Admittedly, there were times when I took his silence for granted. As an AD, I would nudge him to make sure all the scenes planned for the day were completed. I still vividly remember a conversation as the unit was shifting from one location to another, I told him that we may need one extra day to finish the shoot of the film. But he was adamant that the one day of extension was not possible. The Budget simply didn’t allow it. He knew that he didn’t have that luxury of an additional day and deep down, was silently confident that he would finish the shoot on time. Which he did.

Das Capital was a dream my father saw back in the early ’90s when he stepped upon a short story – Arth Tantra by veteran writer Shaiwal while the two of them were working on the script of my father’s earlier film, Purush (1994). Sadly, Purush didn’t do well and this one then went on the back burner. In 2010, Shaiwal introduced my father to Mr Muktinath Upadhyaya, who was keen on producing the film. He was insistent that if he were to make a film, it would be Das Capital.

Das Capital was shot in 18 days. 18 days is a rather short time to finish filming a feature length film as filmmakers and cine technicians would know. We shot the film on a  bulky super 16 camera and not a DSLR which was far more portable. My father however, had no qualms of shooting the film on a Canon 5D. Yes, a DoP who was well-known for his work on ‘film,’ actually undertook a technical recce with a 5D. It took a lot of convincing from a lot of team members for him to give in and stick to celluloid. Let me tell you this that I appreciate these nuances now with eight years of more experience behind me.

Rajen C Kothari and Pratik Rajen Kothari on the sets of Das-Capital.

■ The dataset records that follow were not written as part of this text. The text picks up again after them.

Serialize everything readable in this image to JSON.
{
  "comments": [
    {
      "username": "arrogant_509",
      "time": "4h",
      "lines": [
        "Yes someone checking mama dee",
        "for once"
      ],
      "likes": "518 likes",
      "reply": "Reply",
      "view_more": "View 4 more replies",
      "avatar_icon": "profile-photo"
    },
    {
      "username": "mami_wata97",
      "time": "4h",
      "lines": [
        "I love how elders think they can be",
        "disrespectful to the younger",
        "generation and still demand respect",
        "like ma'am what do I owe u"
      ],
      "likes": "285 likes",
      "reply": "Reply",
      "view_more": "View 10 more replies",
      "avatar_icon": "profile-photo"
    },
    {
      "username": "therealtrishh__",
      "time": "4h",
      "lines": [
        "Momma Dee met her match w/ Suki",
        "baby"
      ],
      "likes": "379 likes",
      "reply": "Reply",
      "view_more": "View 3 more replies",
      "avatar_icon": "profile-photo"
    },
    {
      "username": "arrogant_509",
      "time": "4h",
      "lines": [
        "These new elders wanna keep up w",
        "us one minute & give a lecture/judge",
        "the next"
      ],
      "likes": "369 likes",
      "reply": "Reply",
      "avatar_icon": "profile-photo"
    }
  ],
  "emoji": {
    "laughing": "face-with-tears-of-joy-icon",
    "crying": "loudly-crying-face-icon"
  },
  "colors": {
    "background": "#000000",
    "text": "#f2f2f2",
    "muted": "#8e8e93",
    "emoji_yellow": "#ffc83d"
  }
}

I can never forget one particular incident during the making of the film. And I have to admit, I still live with this guilt. This was towards the end of the shooting schedule when he had almost lost his voice. And here I was, acting in a film for the first time. Now generally, he was not a director who would instruct the actors from behind the camera. In my case, however, he came next to the camera and started cueing me. Even with his voice lost. This made me rather uncomfortable and in the spur and heat of the moment, I yelled at him to stop feeding me in. The entire set was shocked and taken aback. However, he just silently went back to the monitor and continued doing his job from there. That, incidentally, was the last shot for the day. As soon as we packed up, I immediately ran over to him and apologised. True to nature, he didn’t react much. He just gently said, “I was trying to help you perform better.” Another incident gives me goosebumps till today. This concerns a scene where my character is supposed to cry over the dead body of my screen father. While we were rehearsing the scene, to help me connect better, he himself lay down and became the dead body…

Recently, when I looked at the film, be it the subtitling or making its promos, all these episodes and more all came rushing back. The way we shot the Launda Naach song in 15 minutes flat, how he proudly burst into tears when he got a call from the laboratory that the rushes looked very nice and when we celebrated his birthday, 15th November 2011, during the lunch break with a quick cake-cutting with almost all the actors and the crew present. Little did we know then that would have been his last birthday.

We have had quite a long and difficult journey to get the film into theatres. Some studios were willing to release it but at exorbitant costs, which were simply unaffordable. Thanks to the OTT platforms and initiatives like Cinemapreneur, the film shall finally reach its audiences. At this time, naturally, I am more than grateful to each and everyone, who stood by my father’s vision and I am glad that I, too, could be a small part of this incredible journey. Today, years later, my father’s voice will finally find an outlet as we begin the pre-bookings for Das Capital, which will stream on Cinemapreneur from 20th of November. To say that I am overwhelmed is an understatement.